I’m doing a man cleanse.
I think it is what it sounds like – choosing to not date, to interact with male friends as little as possible, in order to cleanse myself of their energy, and get back to knowing who I am, without their influence. They are not the problem, it is just a time for me to turn inward and cultivate my female relationships.
Why I Do It
First of all, I’m not out here to tell anyone that they should do this. Nobody told me. After over 20 years of never being (truly) alone, it came to me. I needed this. If you’re reading this, this idea came to you too.
I’m a mature dater. Post divorce. I mention this for context. This means I’m not looking for a soul mate or someone to make a family with. Just someone normal for company. Sounded simple enough, right? 🙂
When I did start dating after divorce, I took frequent breaks, because who can do online dating for long. But this is different. Before I would get off the app for some time, but somehow I often ended up meeting someone, or was seeing someone casually, so even though I didn’t have a boyfriend, I wasn’t truly alone. A man cleanse is different. I am alone. I don’t maintain text flirtations. I had a male friend who kept trying to create a grey area between us (despite me being very clear that I was not interested in anything other than friendship) and in the man cleanse, there is no room for him and his weird energy. I don’t think it’s necessary to cut off all communication with male friends, but I chose to minimize all mine. I noticed that there was an air of “possibility” or gendered charge with each of my male friends (other than work ones), and in my man cleanse state, I didn’t want to waste energy on that. Because the man cleanse is not about men. It is about me. The emotional energy I spend, I spend on me. On my growth. On tuning into myself and feeling my needs. On processing my hurts. On noticing the obligations I feel and choosing whether to entertain them or drop them.
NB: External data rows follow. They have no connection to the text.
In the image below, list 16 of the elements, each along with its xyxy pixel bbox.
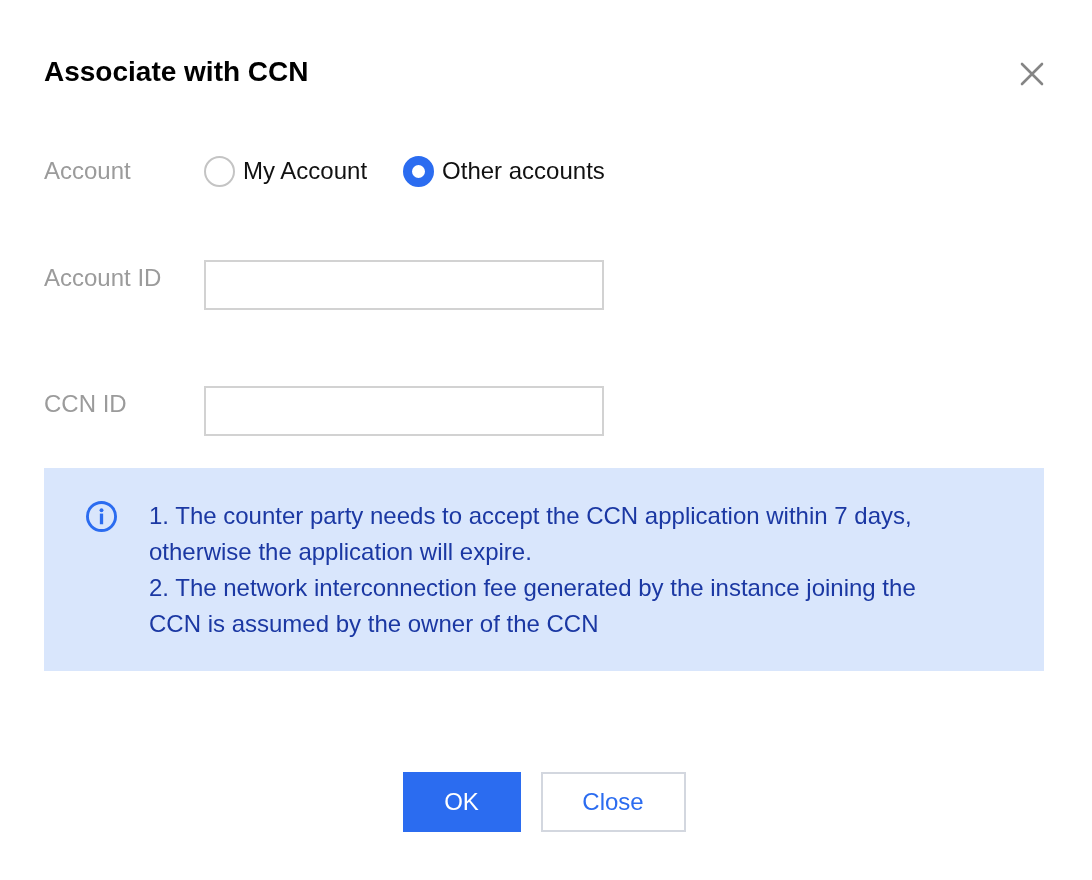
radio-unselected-icon[interactable] xyxy=(204,155,235,187)
close-button[interactable]: Close xyxy=(540,772,686,832)
text-input-field[interactable] xyxy=(204,260,604,310)
field-label: Account xyxy=(44,156,132,186)
field-label: Account ID xyxy=(44,263,163,293)
field-label: CCN ID xyxy=(44,389,128,419)
radio-selected-icon[interactable] xyxy=(403,155,435,187)
info-icon xyxy=(86,501,117,532)
ok-button[interactable]: OK xyxy=(402,772,521,832)
close-icon[interactable] xyxy=(1020,62,1044,86)
radio-option[interactable]: Other accounts xyxy=(403,155,605,187)
notice-text: 2. The network interconnection fee generated by the instance joining the CCN is assumed by the owner of the CCN xyxy=(149,573,917,639)
text-input-field[interactable] xyxy=(204,386,604,436)
dialog-title: Associate with CCN xyxy=(44,56,309,88)
radio-option[interactable]: My Account xyxy=(204,155,368,187)
notice-text: 1. The counter party needs to accept the CCN application within 7 days, otherwise the application will expire. xyxy=(149,501,913,567)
At first I gave myself two months. Then I asked myself if it feels like the right time to re-engage with the male sex. Not date, but just interact. I chose to give myself another month. Now it’s been five.
What I Got Out of It
This time has given me time to process my relationships and also to strengthen my female network. When I came out of my long term marriage, like many parents with little kids, I found myself without any friends. I wanted to have friends again and it’s a little harder to do that as an adult. I found it a little easier to make friends with men and the men I dated usually became one of my closest friends. It’s great to date someone you’re actually friends with. Except for this fatal flaw – whenever you break up, you lose the romantic interest and your closest friend. I had to stop doing this to myself. It was time to make my female acquaintances into friends. To put the effort I previously put into male interactions (with 2 kids, a job and a mortgage, I don’t have a lot of spare time and energy in a week) into my girls. I did, and I feel like I finally have a small network to lean on.
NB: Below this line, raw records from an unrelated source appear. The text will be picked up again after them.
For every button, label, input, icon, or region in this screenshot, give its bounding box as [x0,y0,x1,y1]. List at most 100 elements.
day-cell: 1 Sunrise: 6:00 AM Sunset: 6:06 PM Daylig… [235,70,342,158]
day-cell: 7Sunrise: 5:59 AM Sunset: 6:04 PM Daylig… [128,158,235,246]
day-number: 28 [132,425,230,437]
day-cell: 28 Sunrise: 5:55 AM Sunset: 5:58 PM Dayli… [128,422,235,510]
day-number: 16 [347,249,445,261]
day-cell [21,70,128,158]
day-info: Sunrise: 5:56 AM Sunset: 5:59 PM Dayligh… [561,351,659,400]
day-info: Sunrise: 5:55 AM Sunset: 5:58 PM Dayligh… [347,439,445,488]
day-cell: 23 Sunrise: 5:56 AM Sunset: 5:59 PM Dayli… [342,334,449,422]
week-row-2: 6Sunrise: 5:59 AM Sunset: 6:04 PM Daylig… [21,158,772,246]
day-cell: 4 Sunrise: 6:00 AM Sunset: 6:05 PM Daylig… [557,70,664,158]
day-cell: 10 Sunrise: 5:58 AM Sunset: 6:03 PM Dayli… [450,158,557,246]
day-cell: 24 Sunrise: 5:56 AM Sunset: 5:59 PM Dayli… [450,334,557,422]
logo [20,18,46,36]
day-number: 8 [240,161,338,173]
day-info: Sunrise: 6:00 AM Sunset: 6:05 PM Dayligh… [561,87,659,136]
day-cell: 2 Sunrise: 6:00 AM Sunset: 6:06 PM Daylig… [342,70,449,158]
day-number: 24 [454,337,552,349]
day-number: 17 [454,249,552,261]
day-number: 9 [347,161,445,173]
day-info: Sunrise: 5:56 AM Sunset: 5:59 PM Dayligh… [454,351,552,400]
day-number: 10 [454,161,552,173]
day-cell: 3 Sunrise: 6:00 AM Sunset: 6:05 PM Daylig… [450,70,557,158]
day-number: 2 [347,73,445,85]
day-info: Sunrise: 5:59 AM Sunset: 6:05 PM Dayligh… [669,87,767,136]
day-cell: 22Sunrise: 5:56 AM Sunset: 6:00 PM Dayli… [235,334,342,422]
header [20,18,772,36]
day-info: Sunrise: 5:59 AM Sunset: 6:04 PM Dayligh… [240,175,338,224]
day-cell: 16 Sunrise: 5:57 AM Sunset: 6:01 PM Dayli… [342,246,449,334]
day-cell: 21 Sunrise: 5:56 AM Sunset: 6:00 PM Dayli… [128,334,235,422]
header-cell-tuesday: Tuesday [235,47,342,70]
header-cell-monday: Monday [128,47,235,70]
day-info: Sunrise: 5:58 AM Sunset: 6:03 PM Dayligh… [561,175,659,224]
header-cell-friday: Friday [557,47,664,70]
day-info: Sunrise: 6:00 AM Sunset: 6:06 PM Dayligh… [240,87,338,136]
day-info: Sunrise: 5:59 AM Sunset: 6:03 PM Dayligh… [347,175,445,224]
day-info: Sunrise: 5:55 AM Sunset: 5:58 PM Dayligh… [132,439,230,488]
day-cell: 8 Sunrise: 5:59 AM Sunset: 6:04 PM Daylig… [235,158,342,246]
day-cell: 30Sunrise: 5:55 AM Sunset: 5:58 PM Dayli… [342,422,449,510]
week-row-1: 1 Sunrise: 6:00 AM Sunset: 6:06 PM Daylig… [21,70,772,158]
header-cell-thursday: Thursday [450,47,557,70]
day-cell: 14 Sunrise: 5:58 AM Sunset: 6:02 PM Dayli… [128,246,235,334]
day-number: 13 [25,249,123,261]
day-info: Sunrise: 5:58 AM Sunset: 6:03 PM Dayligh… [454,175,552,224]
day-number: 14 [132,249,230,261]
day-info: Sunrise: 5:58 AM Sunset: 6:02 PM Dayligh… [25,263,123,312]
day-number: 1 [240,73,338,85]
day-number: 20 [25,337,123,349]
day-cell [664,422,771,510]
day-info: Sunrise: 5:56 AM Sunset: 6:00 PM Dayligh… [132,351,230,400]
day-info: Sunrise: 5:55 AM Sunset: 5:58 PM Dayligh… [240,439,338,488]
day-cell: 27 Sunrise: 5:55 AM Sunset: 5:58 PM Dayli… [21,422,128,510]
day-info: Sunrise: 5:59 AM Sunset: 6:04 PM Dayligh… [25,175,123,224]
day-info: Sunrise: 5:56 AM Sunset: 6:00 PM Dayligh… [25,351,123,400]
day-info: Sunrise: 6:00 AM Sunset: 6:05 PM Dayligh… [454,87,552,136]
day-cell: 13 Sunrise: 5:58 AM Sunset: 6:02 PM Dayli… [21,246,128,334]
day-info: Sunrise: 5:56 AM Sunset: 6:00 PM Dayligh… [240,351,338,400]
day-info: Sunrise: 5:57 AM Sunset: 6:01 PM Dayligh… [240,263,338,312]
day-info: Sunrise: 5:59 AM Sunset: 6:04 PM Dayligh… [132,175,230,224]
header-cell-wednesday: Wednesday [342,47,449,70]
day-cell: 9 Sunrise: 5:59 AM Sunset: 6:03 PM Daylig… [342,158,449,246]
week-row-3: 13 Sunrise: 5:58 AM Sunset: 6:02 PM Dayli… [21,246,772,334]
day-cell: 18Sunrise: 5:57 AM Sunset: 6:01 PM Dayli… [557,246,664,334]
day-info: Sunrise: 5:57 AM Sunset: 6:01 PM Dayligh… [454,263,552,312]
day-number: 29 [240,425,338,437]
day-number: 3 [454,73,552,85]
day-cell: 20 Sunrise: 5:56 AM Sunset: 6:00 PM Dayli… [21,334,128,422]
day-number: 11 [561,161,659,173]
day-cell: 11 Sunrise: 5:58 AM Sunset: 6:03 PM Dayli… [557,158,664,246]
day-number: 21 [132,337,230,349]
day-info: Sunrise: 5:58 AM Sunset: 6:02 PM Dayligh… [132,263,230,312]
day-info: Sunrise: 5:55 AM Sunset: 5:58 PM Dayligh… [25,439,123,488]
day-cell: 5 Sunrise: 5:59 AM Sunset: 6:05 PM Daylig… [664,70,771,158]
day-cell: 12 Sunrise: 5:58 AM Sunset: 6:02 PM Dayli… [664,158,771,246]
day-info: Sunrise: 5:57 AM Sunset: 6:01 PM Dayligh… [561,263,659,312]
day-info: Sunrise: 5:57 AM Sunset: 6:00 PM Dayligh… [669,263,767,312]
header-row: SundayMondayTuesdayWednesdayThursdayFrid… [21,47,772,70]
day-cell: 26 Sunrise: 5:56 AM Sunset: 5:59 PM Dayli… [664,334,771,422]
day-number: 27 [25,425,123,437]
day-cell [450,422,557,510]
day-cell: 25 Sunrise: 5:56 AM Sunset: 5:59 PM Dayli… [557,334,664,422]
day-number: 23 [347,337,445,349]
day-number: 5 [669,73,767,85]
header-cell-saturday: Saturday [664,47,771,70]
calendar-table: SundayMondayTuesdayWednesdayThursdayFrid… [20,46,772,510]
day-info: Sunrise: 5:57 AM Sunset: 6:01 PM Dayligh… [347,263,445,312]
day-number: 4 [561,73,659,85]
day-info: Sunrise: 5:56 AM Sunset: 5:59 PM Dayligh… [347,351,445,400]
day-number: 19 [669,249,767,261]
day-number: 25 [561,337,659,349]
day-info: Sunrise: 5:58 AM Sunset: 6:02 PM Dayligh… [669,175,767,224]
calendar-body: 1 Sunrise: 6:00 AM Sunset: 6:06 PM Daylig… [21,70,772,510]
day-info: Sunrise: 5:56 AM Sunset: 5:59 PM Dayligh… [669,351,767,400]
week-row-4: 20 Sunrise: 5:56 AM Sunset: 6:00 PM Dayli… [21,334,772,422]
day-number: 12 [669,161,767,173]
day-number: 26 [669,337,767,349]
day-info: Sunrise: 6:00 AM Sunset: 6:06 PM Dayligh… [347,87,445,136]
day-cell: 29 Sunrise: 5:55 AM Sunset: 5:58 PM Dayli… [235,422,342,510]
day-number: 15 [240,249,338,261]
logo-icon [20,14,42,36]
More importantly, I strengthened my relationship with myself. I never lived alone before. After my divorce, I wasn’t in serious relationships, but I seemed to fall into some kind of regular interaction with men very quickly, so I usually felt like when life wasn’t going well, there was at least someone who could provide a short happiness boost, a distraction. I wanted to change that. I wanted to be ok being completely on my own. To face my loneliness, my shortcomings. You really can’t do that when you have the security blanket of someone you know likes you and will come to see you when you feel lonely, someone you can call to help you when you get a flat tire at night, someone you can booty call. I now feel very strong by myself. I’m still in the rebellious stage where I don’t know if I can let any man ever try to clip my wings. And I like it. When I started I wanted to process my emotional baggage so I would be ready for a healthy relationship with a man in the future. Then my objective changed to having a good relationship with myself. And that is the best thing I could have done for myself.
Ending It
A single friend told me that during her thirties she enjoyed her women friends a lot and had a lot of fun with them and didn’t date for a decade. I know that would be too long for me. Honestly, I don’t know when to end this. There are things I miss…. Not the dating, and not the relationship, because I’m finally okay being by myself, giving myself the support I need. I guess there is just one thing I miss. But I still don’t want to become entangled emotionally with a man, so I’m not making the decision to stop the cleanse yet. I know that trusting men is really about trusting myself not to over commit or compromise my needs in order to give them what they need… I guess I have some work to do on myself still.